Sono molte le opinioni che il lettore potrà farsi leggendo queste
righe. Sono tante le emozioni di chi scrive, di chi non parla solo di
norme, ma che vi fa riferimento per arrivare ad una costatazione
fondamentale: la nostra Costituzione all’art. 3 tutela il diritto al
lavoro di tutti i cittadini ed il diritto alla realizzazione personale
senza che ciò si attui a scapito delle legittime aspettative di altri
lavoratori ed in corso d'opera, manipolando, mutilando e stravolgendo
la normativa di volta in volta. I dettami dell' art. 3 non possono
essere mai oggetto di facile manipolazione a seconda delle diverse
maggioranze parlamentari e delle diverse convenienze politiche, in
quanto, ribadiamo, nessun cittadino ha diritto al lavoro a scapito di
un altro, soprattutto quando la normativa vigente, Legge 296, regola
con ordine e chiarezza la materia inerente le Graduatorie ad
Esaurimento che gli scriventi hanno rispettato negli anni creandosi,
elemento innegabile, dei legittimi e non sacrificabili progetti di vita
personale e familiare.
Purtroppo la questione è stata palesemente strumentalizzata e
presentata nei termini di una contrapposizione tra docenti del Nord e
del Sud, ma questo non risponde assolutamente al vero. Sarebbe
sufficiente dare uno sguardo veloce ai movimenti regionali denominati
No Pettine per accorgersi che sono attivi in quasi tutte le regioni
d'Italia, dal Nord al Sud.
Presentando le cose secondo quest'ottica miope e distorta, non si tiene
conto del fatto che proprio tanti insegnanti del Sud hanno, a suo
tempo, fatto una precisa scelta di vita trasferendosi al Nord, su cui
hanno imperniato l’esistenza di intere famiglie e, ora, potrebbero
veder calpestati i propri diritti, ma soprattutto i propri sacrifici.

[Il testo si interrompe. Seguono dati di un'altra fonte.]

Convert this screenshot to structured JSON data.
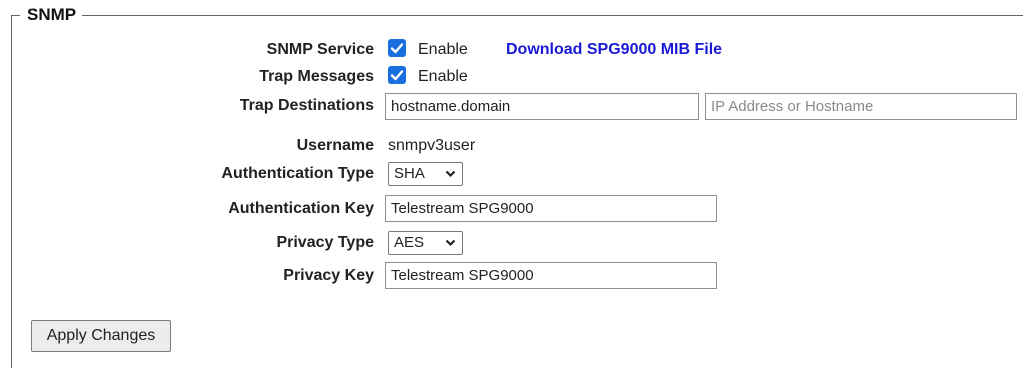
{
  "section": {
    "title": "SNMP"
  },
  "snmp_service": {
    "label": "SNMP Service",
    "checked": true,
    "checkbox_label": "Enable",
    "download_link": "Download SPG9000 MIB File"
  },
  "trap_messages": {
    "label": "Trap Messages",
    "checked": true,
    "checkbox_label": "Enable"
  },
  "trap_destinations": {
    "label": "Trap Destinations",
    "value1": "hostname.domain",
    "placeholder2": "IP Address or Hostname"
  },
  "username": {
    "label": "Username",
    "value": "snmpv3user"
  },
  "auth_type": {
    "label": "Authentication Type",
    "value": "SHA"
  },
  "auth_key": {
    "label": "Authentication Key",
    "value": "Telestream SPG9000"
  },
  "privacy_type": {
    "label": "Privacy Type",
    "value": "AES"
  },
  "privacy_key": {
    "label": "Privacy Key",
    "value": "Telestream SPG9000"
  },
  "apply_button": {
    "label": "Apply Changes"
  },
  "colors": {
    "accent": "#1a6fe0",
    "link": "#1a1ad6"
  }
}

Noi precari NO-PETTINE chiediamo un intervento legislativo mirato che
tuteli i nostri diritti. I diritti di chi rispettoso della volontà
legislativa ha effettuato una scelta. I diritti delle nostre famiglie,
che non devono vedersi stravolgere l’esistenza a causa del nostro a dir
poco mutevole scenario lavorativo. I diritti dei nostri alunni, a cui
deve essere assicurata la continuità didattica come garanzia di
qualità. I diritti della nostra scuola. Di una scuola che amiamo dalle
fondamenta, per la quale siamo nati, per la quale quotidianamente
impegniamo la nostra ragione ed i nostri cuori.
Diritti che ad oggi possono essere sintetizzabili nel dovere di chi ci
governa di bloccare i trasferimenti, garantendo così il normale
funzionamento delle singole realtà educative, ma soprattutto garantendo
il rispetto di esistenze ormai legate indissolubilmente a scelte
passate.
La libera scelta è libera proprio in quanto ragionata, ponderata
e sofferta. Non è più libera nel momento in cui viene assoggettata a
decisioni o contingenze altrui: diverrebbe, in tal modo, schiava degli
eventi.
Noi continueremo a batterci per questa libertà. Per una SCUOLA LIBERA.